The impact of the virus is demonstrating so clearly that we are truly interconnected as humans all over the planet, and that if one part (subsystem) is weakened or sickened, the whole is also weakened and sickened. True, not everyone infected by the virus will die, but everyone will be impacted by the death of loved ones, coworkers, and people who have been providing essential services.  Because we are so interconnected, our empathy is aroused by the suffering of those around us–and our capacity for empathy actually helps us to survive.  We might think of empathy as a form of negative feedback that helps us maintain our well-being.

Living systems survive and thrive through cooperation, by guarding and nurturing the health of their subsystems and the larger systems to which they belong.  If we continue to think of ourselves as separate from other individuals, communities, nations, or other living beings—and even competitive with them—humanity will sicken and die. When we poison the atmosphere with excessive carbon from burning fossil fuels, we endanger the whole living system of the planet—and this affects all life, human and non-human.  Our children suffer from respiratory diseases while glaciers and ice caps melt.  It’s insanity to continue on this path, yet profit for a few and denial on the part of many persist and rule the day while the common good languishes. We are prisoners of our established “norms”—and of our human capacity to ignore and block feedback.  It takes a global pandemic to wake us up.

As Solnit suggests:

A new awareness of how each of us belongs to the whole and depends on it may strengthen the case for meaningful climate action, as we learn that sudden and profound change is possible after all.
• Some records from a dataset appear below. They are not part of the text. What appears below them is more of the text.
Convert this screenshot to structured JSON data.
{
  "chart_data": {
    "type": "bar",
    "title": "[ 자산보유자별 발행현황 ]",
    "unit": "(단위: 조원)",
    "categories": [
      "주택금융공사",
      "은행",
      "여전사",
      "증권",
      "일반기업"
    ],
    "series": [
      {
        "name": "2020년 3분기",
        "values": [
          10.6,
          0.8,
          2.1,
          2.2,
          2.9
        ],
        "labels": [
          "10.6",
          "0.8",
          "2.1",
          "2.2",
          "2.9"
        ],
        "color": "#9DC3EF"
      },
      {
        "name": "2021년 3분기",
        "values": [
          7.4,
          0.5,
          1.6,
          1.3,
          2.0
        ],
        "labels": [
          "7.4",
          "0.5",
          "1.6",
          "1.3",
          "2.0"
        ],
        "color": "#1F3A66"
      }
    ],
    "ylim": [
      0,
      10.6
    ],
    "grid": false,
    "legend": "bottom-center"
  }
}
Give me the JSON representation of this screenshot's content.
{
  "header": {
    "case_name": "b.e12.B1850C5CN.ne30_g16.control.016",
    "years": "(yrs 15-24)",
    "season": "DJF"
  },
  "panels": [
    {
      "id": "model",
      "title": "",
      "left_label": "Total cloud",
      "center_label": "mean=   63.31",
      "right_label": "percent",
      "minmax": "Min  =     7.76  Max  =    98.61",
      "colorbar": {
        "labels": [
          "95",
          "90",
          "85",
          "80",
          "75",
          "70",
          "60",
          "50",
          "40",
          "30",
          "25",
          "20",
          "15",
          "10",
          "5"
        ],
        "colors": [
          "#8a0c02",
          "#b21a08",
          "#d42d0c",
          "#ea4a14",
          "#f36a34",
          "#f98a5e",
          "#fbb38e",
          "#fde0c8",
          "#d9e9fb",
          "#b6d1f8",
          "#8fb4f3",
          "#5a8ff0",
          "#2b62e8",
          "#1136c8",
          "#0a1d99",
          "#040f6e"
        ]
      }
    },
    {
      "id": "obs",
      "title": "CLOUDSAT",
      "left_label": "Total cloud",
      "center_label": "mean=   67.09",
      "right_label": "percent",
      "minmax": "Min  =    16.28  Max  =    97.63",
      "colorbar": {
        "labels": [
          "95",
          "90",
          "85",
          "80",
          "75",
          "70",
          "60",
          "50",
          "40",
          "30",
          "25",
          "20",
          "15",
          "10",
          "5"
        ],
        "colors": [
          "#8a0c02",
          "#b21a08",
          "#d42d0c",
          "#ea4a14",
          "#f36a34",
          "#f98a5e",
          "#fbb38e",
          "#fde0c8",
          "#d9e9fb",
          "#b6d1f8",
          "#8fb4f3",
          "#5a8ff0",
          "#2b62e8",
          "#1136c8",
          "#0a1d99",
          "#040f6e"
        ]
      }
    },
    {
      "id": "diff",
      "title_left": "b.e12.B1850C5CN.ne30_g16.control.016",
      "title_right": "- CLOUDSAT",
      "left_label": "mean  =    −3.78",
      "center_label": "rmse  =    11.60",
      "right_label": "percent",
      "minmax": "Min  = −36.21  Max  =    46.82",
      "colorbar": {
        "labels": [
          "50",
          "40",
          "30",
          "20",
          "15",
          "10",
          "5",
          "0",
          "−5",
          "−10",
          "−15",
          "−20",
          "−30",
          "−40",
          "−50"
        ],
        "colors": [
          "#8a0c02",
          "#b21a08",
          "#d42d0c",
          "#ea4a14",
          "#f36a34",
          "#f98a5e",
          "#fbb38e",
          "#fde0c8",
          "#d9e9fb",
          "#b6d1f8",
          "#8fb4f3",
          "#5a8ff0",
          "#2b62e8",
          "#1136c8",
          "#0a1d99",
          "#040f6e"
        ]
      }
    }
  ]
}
May this global experience unite humans to seek the “common good” beyond cultural and national differences—not only among our human communities, but also within the web of life on which we utterly depend. Our human systems can self-organize around new norms that support the health of all living beings and ecosystems of Earth.  May we cease fighting one another, oppressing one another, and competing for food, water, energy, and other resources.  Only by functioning cooperatively as a healthy living system can humanity hope to survive the challenges of our time: pandemics, climate disruption, racism, oppression, and rampant greed—and the spiritual impoverishment that subsumes it all.

Licensed under Creative Commons Attribution-Non-commercial-ShareAlike 4.0

Notes:
1.  Norwegian eco-philsopher Sigmund Kwaloy originated the term Industrial Growth Society.